There are a few public figures who share or nearly share this name, so it's worth being precise. The most searched Charles Herbert is Charles Herbert Saperstein, born December 23, 1948, in Los Angeles. He performed professionally under the screen name Charles Herbert and became one of the most recognizable child actors of the late 1950s horror and science fiction genre. He passed away on October 31, 2015, at age 66.

A second person worth noting is Chuck Woolery, the beloved game show host whose full legal name is Charles Herbert Woolery. If you landed here looking for Chuck Woolery's finances, that's a separate profile entirely and involves a very different wealth story rooted in decades of television hosting. If you're really comparing modern wealth questions instead, you may also want to check charles heilbronn net worth as a separate but related profile. And there are historical figures, including a 19th-century British naval officer named Charles Herbert, but those names don't generate meaningful modern net worth searches. For the purposes of this article, we're focused squarely on the child actor.
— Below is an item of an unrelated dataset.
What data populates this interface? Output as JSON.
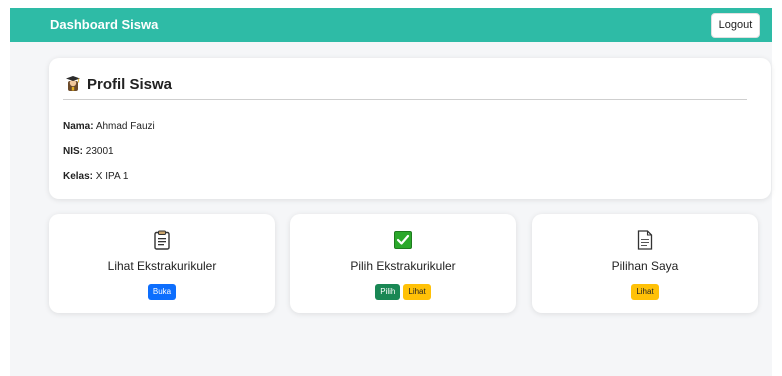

The Net Worth Estimate: What We Know

As of his death in October 2015, Charles Herbert's net worth is estimated at somewhere between $50,000 and $200,000 USD. If you're comparing sources, you can also look up Charles Haydon net worth, which reflects a different person and a different wealth story. That's a wide range, and deliberately so. Public records from that era for a non-celebrity-tier adult are sparse, and no verified estate filings or probate documents have been widely reported. This estimate is based on the typical financial trajectory of 1950s child actors who did not transition successfully to adult careers, combined with the absence of any reporting indicating significant wealth accumulation later in life.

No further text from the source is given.